I remember it well, though it’s been almost four years since I taught at a small Christian school in Australia.

That day my class of kindergarten students had been…shall we say…unruly. They were much more interested in playing, running around, dropping their pencils, sharpening their pencils, chewing on their pencils, watching the paint dry on their pencils, than in learning anything.

As a kindergarten teacher, my goal was to make sure my students learned at least one new thing each day before they went home. It didn’t necessarily have to be an earth-shattering concept. Even if they just figured out how to open the bathroom door by themselves, it was a good day.

(I’m not kidding about that. I once had a student who couldn’t open the bathroom door by himself for the entire first half of the year. I mistakenly thought he was absent one day, but he had high-tailed it straight to the restroom after departing the bus and couldn’t get back out. He played happily in the bathroom all alone for 1/2 hour before his sisters told me he was at school.)

Anyway…back to my unruly students. By the end of the day, I was pretty well convinced I was a failure as a teacher. After cramming squirming feet into shoes and unwieldy lunchboxes into schoolbags, I flung open the classroom door and released the wild elephant herd.

Glancing across the room we shared, I unloaded my frustration on the 1-2 grade teacher.

“I don’t think my students learned ANYTHING today!”

My fellow teacher was a patient man with many years of teaching experience. He just chuckled and then spoke these words I’ve remembered ever since,

“Some days if the kids all go home alive, then that’s enough.”

His words grounded me and gave me a larger perspective on my day.
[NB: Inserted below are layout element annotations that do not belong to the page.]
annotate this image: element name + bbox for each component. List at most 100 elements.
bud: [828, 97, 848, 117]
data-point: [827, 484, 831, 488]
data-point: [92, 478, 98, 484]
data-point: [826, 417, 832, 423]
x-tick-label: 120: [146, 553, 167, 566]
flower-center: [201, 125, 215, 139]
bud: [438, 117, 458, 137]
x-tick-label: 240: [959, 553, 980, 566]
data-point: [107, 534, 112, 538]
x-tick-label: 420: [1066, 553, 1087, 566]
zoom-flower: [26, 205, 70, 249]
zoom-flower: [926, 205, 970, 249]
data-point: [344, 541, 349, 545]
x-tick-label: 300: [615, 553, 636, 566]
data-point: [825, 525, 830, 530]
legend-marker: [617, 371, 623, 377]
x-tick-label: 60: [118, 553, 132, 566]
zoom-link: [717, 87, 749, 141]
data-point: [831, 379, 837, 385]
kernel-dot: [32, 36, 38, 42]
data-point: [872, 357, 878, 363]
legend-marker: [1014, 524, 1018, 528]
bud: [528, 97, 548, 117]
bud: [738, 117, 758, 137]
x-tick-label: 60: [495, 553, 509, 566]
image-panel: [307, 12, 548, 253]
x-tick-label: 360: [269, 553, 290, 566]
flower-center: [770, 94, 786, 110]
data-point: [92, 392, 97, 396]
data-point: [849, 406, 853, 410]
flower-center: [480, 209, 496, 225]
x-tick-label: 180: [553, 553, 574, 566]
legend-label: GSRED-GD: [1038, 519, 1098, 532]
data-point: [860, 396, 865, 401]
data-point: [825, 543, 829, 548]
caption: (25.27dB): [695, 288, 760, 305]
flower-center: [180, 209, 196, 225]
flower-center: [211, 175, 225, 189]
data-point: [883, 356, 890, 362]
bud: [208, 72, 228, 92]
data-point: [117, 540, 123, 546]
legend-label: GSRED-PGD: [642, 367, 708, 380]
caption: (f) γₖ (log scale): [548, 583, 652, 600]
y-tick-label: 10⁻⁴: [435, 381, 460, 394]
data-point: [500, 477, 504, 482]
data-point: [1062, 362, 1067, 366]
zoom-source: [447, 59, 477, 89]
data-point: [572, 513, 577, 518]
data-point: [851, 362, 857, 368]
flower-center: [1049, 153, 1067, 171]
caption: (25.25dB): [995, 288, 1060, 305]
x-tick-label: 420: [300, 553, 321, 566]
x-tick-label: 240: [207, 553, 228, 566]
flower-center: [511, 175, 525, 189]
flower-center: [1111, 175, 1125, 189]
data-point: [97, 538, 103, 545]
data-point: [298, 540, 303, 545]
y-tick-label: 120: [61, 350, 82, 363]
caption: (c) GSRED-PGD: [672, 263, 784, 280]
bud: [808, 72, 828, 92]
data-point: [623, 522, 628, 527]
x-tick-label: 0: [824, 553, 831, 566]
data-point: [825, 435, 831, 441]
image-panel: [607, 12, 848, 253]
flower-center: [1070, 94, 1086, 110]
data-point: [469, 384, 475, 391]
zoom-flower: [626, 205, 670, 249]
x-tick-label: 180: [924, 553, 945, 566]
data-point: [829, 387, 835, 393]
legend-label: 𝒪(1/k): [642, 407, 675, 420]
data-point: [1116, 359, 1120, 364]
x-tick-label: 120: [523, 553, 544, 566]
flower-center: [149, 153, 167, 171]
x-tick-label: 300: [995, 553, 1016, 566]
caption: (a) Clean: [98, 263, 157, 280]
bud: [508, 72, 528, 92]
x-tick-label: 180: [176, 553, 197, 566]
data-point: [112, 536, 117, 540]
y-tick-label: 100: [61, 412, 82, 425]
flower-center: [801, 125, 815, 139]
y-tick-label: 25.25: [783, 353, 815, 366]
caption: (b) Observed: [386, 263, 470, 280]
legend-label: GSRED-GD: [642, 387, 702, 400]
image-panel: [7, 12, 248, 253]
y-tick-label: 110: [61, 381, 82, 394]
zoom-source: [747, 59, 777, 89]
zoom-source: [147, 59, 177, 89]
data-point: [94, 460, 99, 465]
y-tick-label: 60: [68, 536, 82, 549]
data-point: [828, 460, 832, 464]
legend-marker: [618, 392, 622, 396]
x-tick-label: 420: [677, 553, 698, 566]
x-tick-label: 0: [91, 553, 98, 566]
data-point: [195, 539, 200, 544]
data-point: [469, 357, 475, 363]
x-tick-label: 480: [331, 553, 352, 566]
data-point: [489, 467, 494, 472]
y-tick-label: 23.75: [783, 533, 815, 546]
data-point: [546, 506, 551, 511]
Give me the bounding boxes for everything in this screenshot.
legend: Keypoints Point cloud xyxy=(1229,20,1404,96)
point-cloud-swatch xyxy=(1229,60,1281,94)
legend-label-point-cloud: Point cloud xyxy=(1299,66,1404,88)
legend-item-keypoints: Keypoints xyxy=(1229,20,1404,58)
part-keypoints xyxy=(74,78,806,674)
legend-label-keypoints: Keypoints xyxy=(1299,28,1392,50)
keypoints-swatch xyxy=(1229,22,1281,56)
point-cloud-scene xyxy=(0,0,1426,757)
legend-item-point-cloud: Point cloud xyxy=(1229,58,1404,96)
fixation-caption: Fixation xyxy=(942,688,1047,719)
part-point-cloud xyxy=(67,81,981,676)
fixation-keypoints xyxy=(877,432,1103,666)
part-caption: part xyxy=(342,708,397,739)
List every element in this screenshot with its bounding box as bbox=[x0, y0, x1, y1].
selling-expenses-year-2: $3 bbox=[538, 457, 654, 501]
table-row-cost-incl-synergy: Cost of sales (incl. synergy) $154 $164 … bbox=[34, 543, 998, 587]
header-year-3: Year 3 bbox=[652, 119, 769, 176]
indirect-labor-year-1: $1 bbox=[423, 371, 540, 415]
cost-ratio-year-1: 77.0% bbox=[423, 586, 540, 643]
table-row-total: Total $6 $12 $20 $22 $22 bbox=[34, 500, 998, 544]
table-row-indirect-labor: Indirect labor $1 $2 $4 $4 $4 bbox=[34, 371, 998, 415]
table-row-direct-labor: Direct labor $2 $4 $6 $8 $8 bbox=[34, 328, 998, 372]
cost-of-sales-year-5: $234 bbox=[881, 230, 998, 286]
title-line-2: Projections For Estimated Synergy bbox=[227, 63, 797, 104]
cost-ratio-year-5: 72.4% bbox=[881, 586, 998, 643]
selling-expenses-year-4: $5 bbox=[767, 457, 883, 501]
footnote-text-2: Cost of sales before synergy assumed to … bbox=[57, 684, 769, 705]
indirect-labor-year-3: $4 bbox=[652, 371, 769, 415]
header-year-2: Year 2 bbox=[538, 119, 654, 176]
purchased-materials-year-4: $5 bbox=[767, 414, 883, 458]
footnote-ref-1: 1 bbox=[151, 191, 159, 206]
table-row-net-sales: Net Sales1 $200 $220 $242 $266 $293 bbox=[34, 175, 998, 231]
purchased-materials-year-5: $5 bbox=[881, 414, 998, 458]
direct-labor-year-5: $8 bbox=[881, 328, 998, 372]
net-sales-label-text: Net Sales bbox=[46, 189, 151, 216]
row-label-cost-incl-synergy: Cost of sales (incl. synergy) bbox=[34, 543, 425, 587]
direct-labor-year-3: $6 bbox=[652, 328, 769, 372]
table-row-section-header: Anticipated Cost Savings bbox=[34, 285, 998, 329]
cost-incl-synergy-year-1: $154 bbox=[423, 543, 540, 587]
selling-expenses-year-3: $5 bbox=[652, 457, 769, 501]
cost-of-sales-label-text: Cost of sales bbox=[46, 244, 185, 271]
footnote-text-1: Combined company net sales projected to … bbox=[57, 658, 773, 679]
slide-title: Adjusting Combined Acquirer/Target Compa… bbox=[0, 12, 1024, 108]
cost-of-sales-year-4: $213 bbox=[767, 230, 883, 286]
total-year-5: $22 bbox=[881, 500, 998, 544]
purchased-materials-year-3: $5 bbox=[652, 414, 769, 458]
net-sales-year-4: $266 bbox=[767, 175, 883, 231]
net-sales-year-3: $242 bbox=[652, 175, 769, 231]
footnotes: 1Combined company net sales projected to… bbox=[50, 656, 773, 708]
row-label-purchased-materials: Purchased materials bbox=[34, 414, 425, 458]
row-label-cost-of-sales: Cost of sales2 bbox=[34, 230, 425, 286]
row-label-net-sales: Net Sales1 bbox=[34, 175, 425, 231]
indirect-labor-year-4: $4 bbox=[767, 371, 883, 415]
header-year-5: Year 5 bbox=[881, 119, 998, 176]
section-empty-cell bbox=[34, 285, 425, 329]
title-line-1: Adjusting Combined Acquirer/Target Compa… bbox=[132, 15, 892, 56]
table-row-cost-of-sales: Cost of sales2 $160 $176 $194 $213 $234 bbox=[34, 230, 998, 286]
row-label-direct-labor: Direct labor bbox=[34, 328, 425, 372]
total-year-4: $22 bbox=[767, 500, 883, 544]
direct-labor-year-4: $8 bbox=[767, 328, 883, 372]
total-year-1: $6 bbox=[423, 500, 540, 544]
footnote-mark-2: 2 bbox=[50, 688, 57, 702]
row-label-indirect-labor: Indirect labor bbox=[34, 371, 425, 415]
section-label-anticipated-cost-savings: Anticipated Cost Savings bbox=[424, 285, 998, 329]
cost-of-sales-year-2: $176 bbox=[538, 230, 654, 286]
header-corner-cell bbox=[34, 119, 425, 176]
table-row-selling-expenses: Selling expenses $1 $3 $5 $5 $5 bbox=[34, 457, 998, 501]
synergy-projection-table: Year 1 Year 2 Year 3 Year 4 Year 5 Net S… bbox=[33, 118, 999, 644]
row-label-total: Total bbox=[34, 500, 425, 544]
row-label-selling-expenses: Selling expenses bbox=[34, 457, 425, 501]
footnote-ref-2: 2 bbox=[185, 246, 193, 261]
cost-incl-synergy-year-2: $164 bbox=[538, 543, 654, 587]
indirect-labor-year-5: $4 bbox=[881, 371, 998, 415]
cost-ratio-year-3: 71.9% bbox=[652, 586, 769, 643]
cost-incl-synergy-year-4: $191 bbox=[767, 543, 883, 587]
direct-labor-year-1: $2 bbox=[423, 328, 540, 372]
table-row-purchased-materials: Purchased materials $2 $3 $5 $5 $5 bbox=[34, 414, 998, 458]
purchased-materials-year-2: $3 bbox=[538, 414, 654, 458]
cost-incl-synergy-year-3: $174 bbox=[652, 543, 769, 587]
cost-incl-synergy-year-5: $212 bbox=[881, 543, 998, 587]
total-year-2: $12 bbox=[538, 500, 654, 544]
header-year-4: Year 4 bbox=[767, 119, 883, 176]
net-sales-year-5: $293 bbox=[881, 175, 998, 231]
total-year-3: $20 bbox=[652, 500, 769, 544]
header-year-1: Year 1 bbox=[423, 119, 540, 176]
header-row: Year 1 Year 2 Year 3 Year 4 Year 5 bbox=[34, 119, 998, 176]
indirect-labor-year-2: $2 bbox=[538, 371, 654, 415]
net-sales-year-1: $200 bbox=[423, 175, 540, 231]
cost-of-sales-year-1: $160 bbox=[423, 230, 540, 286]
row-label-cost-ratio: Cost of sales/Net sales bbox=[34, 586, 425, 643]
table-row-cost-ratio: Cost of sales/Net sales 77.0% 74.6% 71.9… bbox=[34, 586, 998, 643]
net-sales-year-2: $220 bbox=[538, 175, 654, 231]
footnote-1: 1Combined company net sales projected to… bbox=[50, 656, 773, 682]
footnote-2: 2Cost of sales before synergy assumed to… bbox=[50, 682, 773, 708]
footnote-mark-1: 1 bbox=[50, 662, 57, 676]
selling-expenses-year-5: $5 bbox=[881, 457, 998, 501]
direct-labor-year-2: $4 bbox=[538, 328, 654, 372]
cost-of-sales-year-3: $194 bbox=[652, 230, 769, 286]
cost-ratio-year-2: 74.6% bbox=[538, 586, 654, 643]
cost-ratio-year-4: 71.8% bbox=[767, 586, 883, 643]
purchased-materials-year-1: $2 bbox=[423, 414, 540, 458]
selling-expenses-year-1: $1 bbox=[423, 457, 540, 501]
I realized not every day would go according to my carefully-made plans. Some days my students would soak up knowledge like little sponges, and some days they would forget what an “A” was. And that was ok, because not every day had to be perfect.

It’s a concept I’ve tried to remember the past few years. You might call me a recovering perfectionist, or at least a perfectionist who is trying to release her grip of control on all the things.

I’m a list person. A list person who likes to have her list neatly crossed out at the end of each day. But at this stage of my life, more often than not, it doesn’t happen.

Life as a single mom has me juggling the operation of a daycare while raising three teenagers. Trust me, there is no room for perfectionism in this equation.

I’ve come to the conclusion if everyone in my daycare and in my home is happy, healthy, fed, and loved, that is enough. The homemade chocolate chip cookies I used to bake and sparkling clean windows will just have to wait. (For at least one or two or thirteen years.)

Perhaps you are in this place today?

Worrying that you have not done enough.

Fretting about the things on your list that have been there for weeks.

Lying in bed wide awake with a thousand unfinished projects hurtling through your mind.

Afraid that you are not enough.

If you have tried your best today in the thing which God has called you to do, then you are enough. Leave the rest in His hands. He has not called you to solve all the world’s problems. He has not even called you to solve all your problems.

He just asks that you follow Him, obey Him, trust Him.

Do what you can, and leave the rest to Him.

“And he said unto me, My grace is sufficient for thee: for my strength is made perfect in weakness. Most gladly therefore will I rather glory in my infirmities, that the power of Christ may rest upon me.” II Corinthians 12:9

 

You are enough”

 

You wanted to pass with a higher score,

You wanted to accomplish a little more.

All you see tonight as you gaze at your list,

Are all the things, the things that you missed.

 

You rose with the dawn, got straight to your tasks.

Did all you could, did all that was asked.

You toiled all day, barely stopping to rest.

You gave it your all, you gave it your best.

 

Now in the dark, and the sleep won’t come,

Thoughts swirl around you, and leave you undone.

“I should have done better, I should have done more.”

Thoughts pounding down like fists on a door.

 

Then God pulls you close, cradles you near,

“Give it to me; give me those fears.

My child, I never asked you to do it all,

I know sometimes you try and you fall.

 

I know in your heart you’re doing your best.

And this was never meant to be a test.

My child, rest in me and go to sleep.

Trust me with all those fears you’re trying to keep.

 

I created you, I know your desires.

Don’t believe the fear, for fear is a liar.

Fear tells you, you will never be good enough.

But my child, My loves makes you enough.”